‘Ello ‘ello ‘ello. On Sunday 8 July what I done was proceeded to the Silverstone circuit what is in Northamptonshire. What done happen there is that an IC3 male, one Mr Lewis Hamilton, he gone put his vehicle on pole. Routine questioning revealed that what he done is gone drive fasterer than what the other drivers did done on Saturday 7 July during the hours of qualifying. In fairness, that was a great performance from the lad. Howevertheless, what done happened on the next day what followed is that Hamilton he gone done had a problem with regards to his vehicle, allowing two IC1 males, what is Mr Kimi Raikkonen and Mr Fernando Alonso, to proceed ahead of him. At the end of the day, what that was meaning is that Mr Hamilton was gone and come in third what, in fairness, is not a bad result. My investigations is continuing, especially into the performance of the Honda vehicles which, in fairness at the end of the day, continues to be criminal. Over and out.

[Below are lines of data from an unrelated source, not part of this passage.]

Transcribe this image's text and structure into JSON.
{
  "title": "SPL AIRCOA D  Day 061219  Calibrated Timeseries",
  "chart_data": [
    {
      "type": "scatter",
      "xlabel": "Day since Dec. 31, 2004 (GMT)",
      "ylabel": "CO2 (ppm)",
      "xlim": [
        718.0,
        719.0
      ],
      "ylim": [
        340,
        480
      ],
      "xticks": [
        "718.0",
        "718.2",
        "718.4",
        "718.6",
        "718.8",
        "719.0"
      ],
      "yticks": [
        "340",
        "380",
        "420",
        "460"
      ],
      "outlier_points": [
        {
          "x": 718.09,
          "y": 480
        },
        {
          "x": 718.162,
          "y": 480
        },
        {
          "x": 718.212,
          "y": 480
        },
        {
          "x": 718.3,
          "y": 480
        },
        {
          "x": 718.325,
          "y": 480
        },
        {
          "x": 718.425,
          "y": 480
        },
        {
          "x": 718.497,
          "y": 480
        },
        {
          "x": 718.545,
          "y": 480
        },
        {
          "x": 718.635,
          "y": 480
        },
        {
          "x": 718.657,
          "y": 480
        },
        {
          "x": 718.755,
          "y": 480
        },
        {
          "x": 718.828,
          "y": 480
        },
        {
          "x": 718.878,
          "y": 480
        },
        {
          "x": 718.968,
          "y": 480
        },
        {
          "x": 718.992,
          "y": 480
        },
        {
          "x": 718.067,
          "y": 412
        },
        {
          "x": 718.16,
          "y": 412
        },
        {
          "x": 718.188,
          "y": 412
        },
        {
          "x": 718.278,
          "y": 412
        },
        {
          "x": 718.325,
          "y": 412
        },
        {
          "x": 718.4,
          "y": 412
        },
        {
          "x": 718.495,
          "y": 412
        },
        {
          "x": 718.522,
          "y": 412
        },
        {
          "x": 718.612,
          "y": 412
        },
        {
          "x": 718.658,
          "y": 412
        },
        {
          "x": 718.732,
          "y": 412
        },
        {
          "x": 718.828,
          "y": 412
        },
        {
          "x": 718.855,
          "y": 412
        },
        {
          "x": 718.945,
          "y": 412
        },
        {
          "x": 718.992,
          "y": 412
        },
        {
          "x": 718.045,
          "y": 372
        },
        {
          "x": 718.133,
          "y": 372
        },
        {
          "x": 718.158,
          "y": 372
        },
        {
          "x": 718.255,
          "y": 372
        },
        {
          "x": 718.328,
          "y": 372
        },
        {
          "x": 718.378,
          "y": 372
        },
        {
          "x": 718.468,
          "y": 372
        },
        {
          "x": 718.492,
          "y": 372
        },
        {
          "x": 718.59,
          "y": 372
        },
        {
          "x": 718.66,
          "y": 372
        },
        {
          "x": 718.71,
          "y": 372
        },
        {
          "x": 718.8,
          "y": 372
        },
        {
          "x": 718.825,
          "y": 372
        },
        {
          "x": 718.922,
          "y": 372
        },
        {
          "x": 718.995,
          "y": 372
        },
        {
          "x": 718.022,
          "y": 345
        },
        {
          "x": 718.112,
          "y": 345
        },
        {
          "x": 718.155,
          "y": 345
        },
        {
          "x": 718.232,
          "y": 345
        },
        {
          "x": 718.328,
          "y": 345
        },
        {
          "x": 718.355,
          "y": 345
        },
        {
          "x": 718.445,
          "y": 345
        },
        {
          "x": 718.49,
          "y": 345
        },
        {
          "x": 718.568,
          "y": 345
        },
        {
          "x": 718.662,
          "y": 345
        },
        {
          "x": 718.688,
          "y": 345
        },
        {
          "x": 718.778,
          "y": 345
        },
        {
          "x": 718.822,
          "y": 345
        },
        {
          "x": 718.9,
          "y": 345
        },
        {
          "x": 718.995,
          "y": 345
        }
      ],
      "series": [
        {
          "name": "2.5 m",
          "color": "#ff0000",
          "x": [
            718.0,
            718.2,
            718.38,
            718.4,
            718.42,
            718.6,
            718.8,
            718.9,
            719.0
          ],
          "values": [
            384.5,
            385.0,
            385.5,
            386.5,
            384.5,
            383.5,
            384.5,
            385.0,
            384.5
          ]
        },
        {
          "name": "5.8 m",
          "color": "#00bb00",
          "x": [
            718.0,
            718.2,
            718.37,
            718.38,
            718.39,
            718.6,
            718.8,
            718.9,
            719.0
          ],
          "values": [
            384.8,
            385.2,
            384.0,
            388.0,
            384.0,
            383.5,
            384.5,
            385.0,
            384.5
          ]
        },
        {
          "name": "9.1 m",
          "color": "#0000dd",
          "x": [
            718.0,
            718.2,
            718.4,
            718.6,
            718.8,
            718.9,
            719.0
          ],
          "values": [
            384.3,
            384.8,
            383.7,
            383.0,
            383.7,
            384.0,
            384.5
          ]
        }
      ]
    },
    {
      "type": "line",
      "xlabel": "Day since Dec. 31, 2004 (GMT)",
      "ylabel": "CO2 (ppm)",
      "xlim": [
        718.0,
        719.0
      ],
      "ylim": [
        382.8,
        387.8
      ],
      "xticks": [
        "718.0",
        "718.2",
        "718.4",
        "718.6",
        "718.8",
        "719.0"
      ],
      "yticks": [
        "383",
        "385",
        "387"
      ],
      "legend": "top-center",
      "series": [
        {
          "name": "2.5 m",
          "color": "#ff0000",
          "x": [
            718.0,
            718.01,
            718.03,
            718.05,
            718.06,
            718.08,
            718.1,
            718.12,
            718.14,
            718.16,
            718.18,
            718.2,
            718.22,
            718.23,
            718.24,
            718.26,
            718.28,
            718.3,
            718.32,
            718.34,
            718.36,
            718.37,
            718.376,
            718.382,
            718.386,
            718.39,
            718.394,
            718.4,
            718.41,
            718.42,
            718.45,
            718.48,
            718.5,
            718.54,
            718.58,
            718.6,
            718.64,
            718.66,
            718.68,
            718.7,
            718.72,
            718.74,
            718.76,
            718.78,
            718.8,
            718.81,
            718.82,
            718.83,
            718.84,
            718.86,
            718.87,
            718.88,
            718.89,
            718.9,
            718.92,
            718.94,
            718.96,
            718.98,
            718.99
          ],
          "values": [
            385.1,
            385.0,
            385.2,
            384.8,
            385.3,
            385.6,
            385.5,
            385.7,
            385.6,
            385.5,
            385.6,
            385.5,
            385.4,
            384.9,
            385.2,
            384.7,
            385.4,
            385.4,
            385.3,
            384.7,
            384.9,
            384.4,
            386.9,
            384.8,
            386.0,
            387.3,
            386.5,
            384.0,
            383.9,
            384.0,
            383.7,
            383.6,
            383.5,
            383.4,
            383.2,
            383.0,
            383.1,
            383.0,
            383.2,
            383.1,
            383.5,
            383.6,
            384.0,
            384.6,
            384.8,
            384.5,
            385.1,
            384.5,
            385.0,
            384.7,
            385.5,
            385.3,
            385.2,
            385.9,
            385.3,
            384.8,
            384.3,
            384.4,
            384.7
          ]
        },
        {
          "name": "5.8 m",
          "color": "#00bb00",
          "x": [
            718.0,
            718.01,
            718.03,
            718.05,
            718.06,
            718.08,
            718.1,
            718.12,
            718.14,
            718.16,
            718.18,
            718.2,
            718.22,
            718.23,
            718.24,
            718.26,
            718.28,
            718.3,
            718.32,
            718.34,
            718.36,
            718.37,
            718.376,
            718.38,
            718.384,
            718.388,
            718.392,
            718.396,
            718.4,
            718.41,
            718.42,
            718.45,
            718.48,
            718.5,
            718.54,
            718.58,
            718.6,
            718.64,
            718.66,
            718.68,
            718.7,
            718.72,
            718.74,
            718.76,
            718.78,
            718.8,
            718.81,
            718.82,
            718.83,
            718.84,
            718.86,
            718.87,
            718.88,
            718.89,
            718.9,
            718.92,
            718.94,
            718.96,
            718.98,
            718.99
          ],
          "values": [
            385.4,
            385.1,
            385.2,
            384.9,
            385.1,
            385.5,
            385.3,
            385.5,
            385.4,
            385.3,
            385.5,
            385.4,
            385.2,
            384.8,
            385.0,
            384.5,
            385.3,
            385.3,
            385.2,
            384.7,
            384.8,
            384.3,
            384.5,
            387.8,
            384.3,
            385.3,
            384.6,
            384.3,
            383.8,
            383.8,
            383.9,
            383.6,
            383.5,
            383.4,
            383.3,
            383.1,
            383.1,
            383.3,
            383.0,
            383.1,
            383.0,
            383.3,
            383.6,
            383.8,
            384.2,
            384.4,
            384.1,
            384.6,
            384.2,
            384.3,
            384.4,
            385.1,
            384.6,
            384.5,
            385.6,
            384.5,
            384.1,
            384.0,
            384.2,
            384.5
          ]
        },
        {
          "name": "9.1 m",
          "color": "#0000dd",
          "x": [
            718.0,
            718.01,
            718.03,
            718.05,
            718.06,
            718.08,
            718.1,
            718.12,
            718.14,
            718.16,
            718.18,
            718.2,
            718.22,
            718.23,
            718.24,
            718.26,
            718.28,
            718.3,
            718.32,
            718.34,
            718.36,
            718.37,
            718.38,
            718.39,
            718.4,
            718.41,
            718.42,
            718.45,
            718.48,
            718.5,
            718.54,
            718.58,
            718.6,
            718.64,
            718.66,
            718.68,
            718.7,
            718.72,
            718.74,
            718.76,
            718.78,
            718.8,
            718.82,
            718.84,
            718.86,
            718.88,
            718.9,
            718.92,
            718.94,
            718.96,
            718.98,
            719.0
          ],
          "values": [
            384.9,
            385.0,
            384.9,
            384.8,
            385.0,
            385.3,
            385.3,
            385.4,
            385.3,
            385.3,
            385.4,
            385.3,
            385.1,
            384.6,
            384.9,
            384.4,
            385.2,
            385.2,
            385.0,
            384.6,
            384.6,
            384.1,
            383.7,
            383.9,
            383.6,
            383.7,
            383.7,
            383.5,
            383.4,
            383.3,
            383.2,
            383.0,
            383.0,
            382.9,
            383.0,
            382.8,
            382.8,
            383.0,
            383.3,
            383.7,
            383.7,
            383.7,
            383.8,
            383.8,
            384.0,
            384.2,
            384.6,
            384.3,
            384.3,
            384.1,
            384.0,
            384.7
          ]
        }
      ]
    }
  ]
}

There was good news for F1 fans this week as the BBC released details of a new motorsport sit-com to appear on our screens next month. Entitled Stepney & Son, the hilarious new comedy revolves around cantankerous scrap merchant Albert ‘Nigel’ Stepney and his zany attempts to get rid of enormous piles of F1 car components and CAD/CAM data that are cluttering up his Italian yard. In the first of this amusing new series, Stepney attempts to wash his smalls in the fuel tank of a Ferrari racing car, only to get caught after adding too much powder! There’s the promise of more merriment later in the series when Stepney tries to pass a whole pile of ‘scrap parts’ to a chap from Woking, before realising that he’s absent mindedly wrapped all the ‘unwanted’ components in top secret technical documents – with hilariously career ending consequences! 


Och aye that noo muthafuckas! Crazy Dave comin’ atcha wit’ the mad phat flava of Red Bull. Smell like da shit dey use to hose down a crime scene. Yea. So Crazy Dave, he slide on over French side and he tell da press he as good as Da Ham. Those cats, they don’t like that shit, but Crazy D he got it goin’ on. And he prove it fo’ sho’ cuz come race time he deliver maximum smackdown, no diggety. Da Ham, he want number 1, he get number 3. But Crazy D, he get both wit’ a big fat 13th place. Tha’s jus’ the way I slide. However, if you simply want your razor to slide smoothly over your face then try my Pole Position shaving foam.
Grasp the basket, grunting is milky at this sage of the cousin. Up the hammer at Chris Quentin last Wogan, saw a well turned Hut Cop go past the knackers for six orphans under a wazzock. Touched the lovely, smoked a lizard, came up smelling of geese. Well somebody must know who stole the undercloth Jennifer. Meaty.